Comincio a percepire questi dettagli minuti quando riesco a sostenere un'alta concentrazione, e quando un processo graduale la induce. Per "graduale" intendo estremamente graduale; un processo che si svolge con tale lentezza e gradualità che ascoltarlo è simile all'osservazione della lancetta dei minuti di un orologio - se ne può percepire il movimento solo dopo averla osservata per qualche tempo.

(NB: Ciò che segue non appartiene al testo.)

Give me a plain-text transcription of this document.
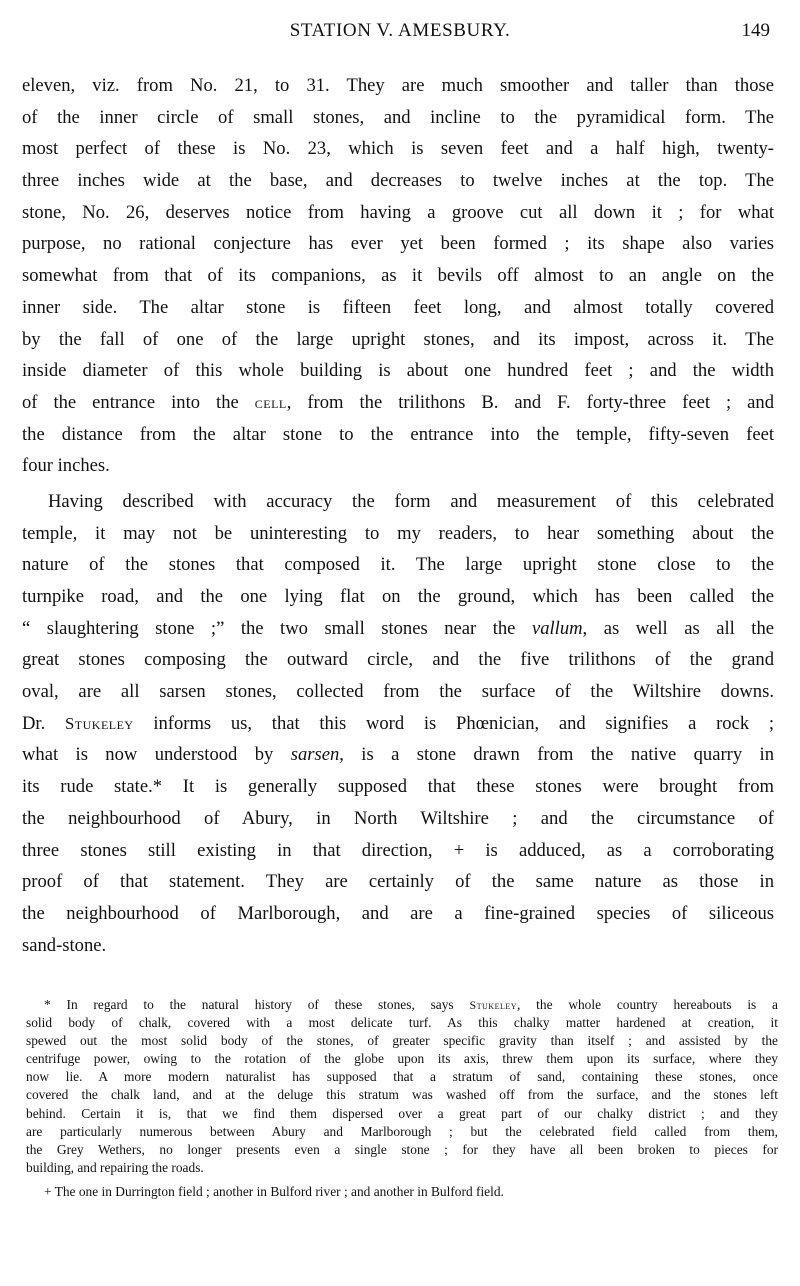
STATION V. AMESBURY.	149
eleven, viz. from No. 21, to 31. They are much smoother and taller than those
of the inner circle of small stones, and incline to the pyramidical form. The
most perfect of these is No. 23, which is seven feet and a half high, twenty-
three inches wide at the base, and decreases to twelve inches at the top. The
stone, No. 26, deserves notice from having a groove cut all down it ; for what
purpose, no rational conjecture has ever yet been formed ; its shape also varies
somewhat from that of its companions, as it bevils off almost to an angle on the
inner side. The altar stone is fifteen feet long, and almost totally covered
by the fall of one of the large upright stones, and its impost, across it. The
inside diameter of this whole building is about one hundred feet ; and the width
of the entrance into the cell, from the trilithons B. and F. forty-three feet ; and
the distance from the altar stone to the entrance into the temple, fifty-seven feet
four inches.
Having described with accuracy the form and measurement of this celebrated
temple, it may not be uninteresting to my readers, to hear something about the
nature of the stones that composed it. The large upright stone close to the
turnpike road, and the one lying flat on the ground, which has been called the
“ slaughtering stone ;” the two small stones near the vallum, as well as all the
great stones composing the outward circle, and the five trilithons of the grand
oval, are all sarsen stones, collected from the surface of the Wiltshire downs.
Dr. Stukeley informs us, that this word is Phœnician, and signifies a rock ;
what is now understood by sarsen, is a stone drawn from the native quarry in
its rude state.* It is generally supposed that these stones were brought from
the neighbourhood of Abury, in North Wiltshire ; and the circumstance of
three stones still existing in that direction, + is adduced, as a corroborating
proof of that statement. They are certainly of the same nature as those in
the neighbourhood of Marlborough, and are a fine-grained species of siliceous
sand-stone.
* In regard to the natural history of these stones, says Stukeley, the whole country hereabouts is a
solid body of chalk, covered with a most delicate turf. As this chalky matter hardened at creation, it
spewed out the most solid body of the stones, of greater specific gravity than itself ; and assisted by the
centrifuge power, owing to the rotation of the globe upon its axis, threw them upon its surface, where they
now lie. A more modern naturalist has supposed that a stratum of sand, containing these stones, once
covered the chalk land, and at the deluge this stratum was washed off from the surface, and the stones left
behind. Certain it is, that we find them dispersed over a great part of our chalky district ; and they
are particularly numerous between Abury and Marlborough ; but the celebrated field called from them,
the Grey Wethers, no longer presents even a single stone ; for they have all been broken to pieces for
building, and repairing the roads.
+ The one in Durrington field ; another in Bulford river ; and another in Bulford field.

Anche varie musiche modali che oggi godono di una certa popolarità, come la musica classica indiana e il rock psichedelico, ci inducono a prestare attenzione ai minimi dettagli del suono. Essendo modali, con un centro tonale costante e con l'effetto di un bordone ipnotico e ripetitivo, tendono naturalmente a concentrarsi su questi dettagli piuttosto che sulla modulazione tonale, sul contrappunto o su altre tecniche tipicamente occidentali. Ma queste musiche modali restano schemi più o meno rigidi per l'improvvisazione: non sono dei processi.
La caratteristica dei processi musicali è che determinano simultaneamente tutti i dettagli, nota per nota, e la forma complessiva. Non si può improvvisare in un processo musicale: i due concetti si escludono a vicenda.
Quando si esegue o si ascolta un processo musicale graduale si partecipa a una specie particolare di rito liberatorio e impersonale. Concentrarsi sul processo musicale consente di trasferire l'attenzione dal lui, dal lei, dal tu e dall'io verso l'esterno: sull'esso.